Ce sont en effet un million de vaches laitières de plus qu'en 2015 qui seront abattues en 2016 dans l'ensemble des 28 pays membres de l'UE, afin de réduire drastiquement la production et soutenir ainsi les cours du lait, selon la Fédération Nationale Bovine.
Un afflux de viande bon marché qui vient ainsi accentuer une tendance morose. En août déjà, les éleveurs tiraient le signal d'alarme: sur les 80 000 exploitations spécialisées dans la viande bovine que compte la France, 30 000 seraient au bord de la faillite. Un « état de quasi-faillite » sur lequel insistait Guy Hermouet auprès du Figaro. Un phénomène sur lequel revient à notre micro Michel Manoury:
« En ce moment on est peut-être à plus de 100 000 vaches — en races à viande, je ne parle pas en laitières — qui sont restées en stock dans les cours de fermes, qui ont du mal à partir ou qui vont partir à un prix dérisoire ».
La mesure de le Foll peut certes aider les producteurs de viande. Si écouler 2 à 3 % de la production de viande ferait remonter le court de celle-ci de 5 %, comme l'explique Jean-Christophe Bureau, spécialiste en économie agricole, qu'en est-t-il des producteurs de lait qui sacrifient aujourd'hui — à perte — leur cheptel?
La question qui demeure est aussi de savoir comment cette proposition va être reçue par Bruxelles. Depuis l'entrée en vigueur du traité de Maastricht, il y a presque 23 ans, les autorités européennes de la concurrence ont toujours fait preuve de zèle quant au respect de la libre concurrence et à « l'ouverture totale du marché agricole ». La mesure en question, même « en nature », s'apparente bien à un coup de pouce, avec une répercussion sur les marchés, bref à une infraction au dogme.

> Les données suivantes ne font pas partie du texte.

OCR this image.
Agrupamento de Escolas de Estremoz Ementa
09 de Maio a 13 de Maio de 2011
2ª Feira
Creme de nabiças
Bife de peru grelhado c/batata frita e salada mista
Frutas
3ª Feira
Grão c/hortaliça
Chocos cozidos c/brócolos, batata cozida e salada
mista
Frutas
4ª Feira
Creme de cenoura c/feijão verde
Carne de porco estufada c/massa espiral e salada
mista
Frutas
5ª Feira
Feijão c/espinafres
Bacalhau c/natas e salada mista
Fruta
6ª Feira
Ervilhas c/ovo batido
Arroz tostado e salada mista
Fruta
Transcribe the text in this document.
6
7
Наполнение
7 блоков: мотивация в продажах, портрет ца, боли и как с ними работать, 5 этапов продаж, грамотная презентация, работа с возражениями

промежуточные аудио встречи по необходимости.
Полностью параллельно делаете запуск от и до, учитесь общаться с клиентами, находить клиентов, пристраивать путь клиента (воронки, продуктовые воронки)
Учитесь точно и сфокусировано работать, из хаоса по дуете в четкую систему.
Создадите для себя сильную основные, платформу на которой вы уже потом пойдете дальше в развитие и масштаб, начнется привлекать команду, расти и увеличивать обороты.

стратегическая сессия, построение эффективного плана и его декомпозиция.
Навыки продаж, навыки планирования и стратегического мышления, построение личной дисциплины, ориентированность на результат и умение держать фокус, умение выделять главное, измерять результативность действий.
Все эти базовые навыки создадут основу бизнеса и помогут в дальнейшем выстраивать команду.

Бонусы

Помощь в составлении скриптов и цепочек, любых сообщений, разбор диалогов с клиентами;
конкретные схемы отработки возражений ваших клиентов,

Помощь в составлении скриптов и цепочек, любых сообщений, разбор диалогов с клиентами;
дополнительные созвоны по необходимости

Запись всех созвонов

Une politique européenne vis-à-vis de laquelle Michel Manoury exprime une certaine amertume, responsable selon lui de la situation des éleveurs français:
« Elle nous a complètement oublié nous autres les producteurs de viande, […] on avait tout un historique d'aides qui soutenaient le prix de la viande qu'a été enlevé et rien n'a été préparé derrière pour nous permettre de faire face. En plus on a pu faire augmenter la viande auprès de la distribution ou des abatteurs puisqu'on est aussi sur un pouvoir d'achat en berne en France ».
Cette idée de mettre en place une aide humanitaire en nature avec leurs surplus de production avait déjà été lancée par les éleveurs début octobre, à l'occasion du Sommet de l'élevage en Auvergne. Une proposition relayée par Interbev, à laquelle Phil Hogan — Commissaire européen à l'agriculture et au développement rural — aurait adressé une fin de non-recevoir selon un professionnel de la filière, relate le Figaro.
Dans un rapport de l'AITEC, Attac France, la Confédération Paysanne, la Fondation Nicolas Hulot pour la nature et l'homme et Les Amis de la Terre, le « CETA », que le gouvernement français souhaite une application « provisoire » dès cet hiver, comme un « coup de massue supplémentaire » pour les éleveurs, via notamment le démantèlement des droits de douane dans les secteurs bovin et porcin et l'augmentation des importations autorisées.